Und genau das wird Apple noch schmerzlich zu spüren bekommen. Deren Geräte haben die oberste Entwicklungsstufe erreicht. Die können ein wenig am Formfaktor und Energieverbrauch wackeln, aber im Wesentlichen gibt es bei den Geräten eine Stagnation. Im Gegenzug wird die Hardware der Konkurrenz immer günstiger.

Dann kommen noch so Fehltritte wie die Apple Watch hinzu - gut, Fehltritte lassen sich nicht vermeiden, aber in der Preisklasse einem ein Stück Kacke als Gold verkaufen zu wollen, grenzt schon an Betrug. In dieser Hinsicht ist auch das Kleingedruckte auf der Apple Watch Webseite interessant, wo eingeräumt wird, dass die Akkulaufzeit auf drei Stunden sinken kann.
 
Irgendwann ist dieser Apple Hype vorbei. Da freue ich mich heute schon drauf.
Bei allen meinen Laptops was Akku, HDD, RAM oder Laufwerkswechsel nie ein Problem.
Selbst die CPU habe ich bei einigen getauscht, zb von Celeron M auf Core2 Duo oder Pentium auf
Core2 Quad, alles Easy.
Oder alles in 1h zerlegt und gereinigt. Was man da alles finden kann. Widerlich ;)
Aber die Personen sie sowas kaufen denken da garnicht drüber nach bzw haben schon Probleme einen Nagel in die Wand zu schlagen. Ich frage mich nur was Käufer derartiger Marken zum Ausdruck bringen wollen?
 
@Trabant: Hinzu kommt dass in etwa 6 bis 8 Monaten Intels neue Prozessorgeneration auf den Markt kommt und die Macs dann hoffnungslos veraltet sind.
Und für so einen Dreck legst dann locker mal bis zu 2000.-€ hin.
 
@LastFrontier: in letzter Zeit hat Apple bei den Geräten einen Tick, Mini-Aktualisierungen oder auch Mini-Upgrades genannt werden des Öfteren durchgeführt.

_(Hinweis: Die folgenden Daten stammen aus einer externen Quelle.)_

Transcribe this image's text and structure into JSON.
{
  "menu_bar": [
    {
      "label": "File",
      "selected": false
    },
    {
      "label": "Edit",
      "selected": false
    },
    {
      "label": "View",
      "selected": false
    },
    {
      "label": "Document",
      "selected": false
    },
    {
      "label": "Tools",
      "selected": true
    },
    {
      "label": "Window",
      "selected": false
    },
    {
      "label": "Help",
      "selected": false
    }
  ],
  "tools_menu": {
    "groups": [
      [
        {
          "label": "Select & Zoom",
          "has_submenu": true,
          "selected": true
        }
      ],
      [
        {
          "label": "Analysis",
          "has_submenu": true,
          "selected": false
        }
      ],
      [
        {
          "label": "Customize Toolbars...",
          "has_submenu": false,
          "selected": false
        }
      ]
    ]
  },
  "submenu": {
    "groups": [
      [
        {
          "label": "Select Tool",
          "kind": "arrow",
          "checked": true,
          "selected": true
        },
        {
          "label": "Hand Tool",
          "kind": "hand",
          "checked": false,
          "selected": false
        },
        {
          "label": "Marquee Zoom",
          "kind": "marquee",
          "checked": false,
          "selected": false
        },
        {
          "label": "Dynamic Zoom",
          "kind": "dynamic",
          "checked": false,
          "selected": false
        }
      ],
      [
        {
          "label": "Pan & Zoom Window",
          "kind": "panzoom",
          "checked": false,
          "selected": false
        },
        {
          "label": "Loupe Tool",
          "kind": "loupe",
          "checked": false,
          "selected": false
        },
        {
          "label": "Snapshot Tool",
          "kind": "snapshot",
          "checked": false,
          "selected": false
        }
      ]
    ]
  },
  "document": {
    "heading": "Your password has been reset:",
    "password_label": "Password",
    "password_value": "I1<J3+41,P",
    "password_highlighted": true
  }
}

Gleiche Prozessorarchitektur, aber ein paar Monate später mit vielleicht 0.12 GHZ mehr an Board. Apple springt auch nicht immer sofort auf die neue Architektur um, sondern wartet immer 1/2 Jahre länger. Die Ausnahmen sind die Beispiele Broadwell und XEON E5er, diese beinhalten jeweils große Verbesserungen wie weniger Stromverbrauch oder spürbar höhere Leistung bei gewissen Arbeiten.
 
@LastFrontier: Ist das Problem des Alterns nicht bei jedem Gerät gleich?
 
@ger_brian: Grundsätzlich ja, aber Apple aktualisiert seine Hardware nicht so häufig wie manch andere Hersteller. Bei anderen kann es sein, dass ein Modell nur ein paar Monate auf den Markt ist und dann schon von einem neuen Modell abgelöst wird. Falls man sich ein Apple-Gerät holt sollte man also die Produktzyklen beobachten, damit man nicht gerade vor einer größeren Aktualisierung ein Produkt kauft.
 
@Runaway-Fan: Das wäre für mich aber eher ein Pluspunkt für Apple.
Wenn ich weiss jetzt kommt erstmal ein Jahr lang nichts, kaufe ich lieber ein Produkt als wenn ich weiss, alle 2 Monate gibts ein Update welches dem vorherigen wieder überlegen ist.
 
@ger_brian: Ja, aber die anderen Geräte kannst Du in der Regel selbst recht leicht upgraden und bist nicht gezwungen, die ein teures neues bzw. neue teure, proprietäre Komponenten zu kaufen.
 
@doubledown: LastFrontier hat explizit den Prozessor moniert. Ich kenne kaum Notebooks bzw in dem Fall Ultrabooks, in denen man ohne Probleme den Prozessor tauschen kann.
 
@Trabant: die neuen wie auch kommenden Akkus werden geschichtet eingebaut (scheibenförmig), Laptops mit HDDs gibts bald nur noch in billig Lösungen oder als Zusatzkonfig. RAM-Wechsel wird bald nicht mehr möglich sein, da alles auf ein kleines Board gepackt wird, außer die RAM Riegel werden SD Karten-mäßig produziert. Laufwerke gibt es jetzt schon meist nur noch auf Wunsch. Der freie Platz wird jetzt schon durch einen zusätzlichen DisplayPort und USB 3.0 Ports belegt.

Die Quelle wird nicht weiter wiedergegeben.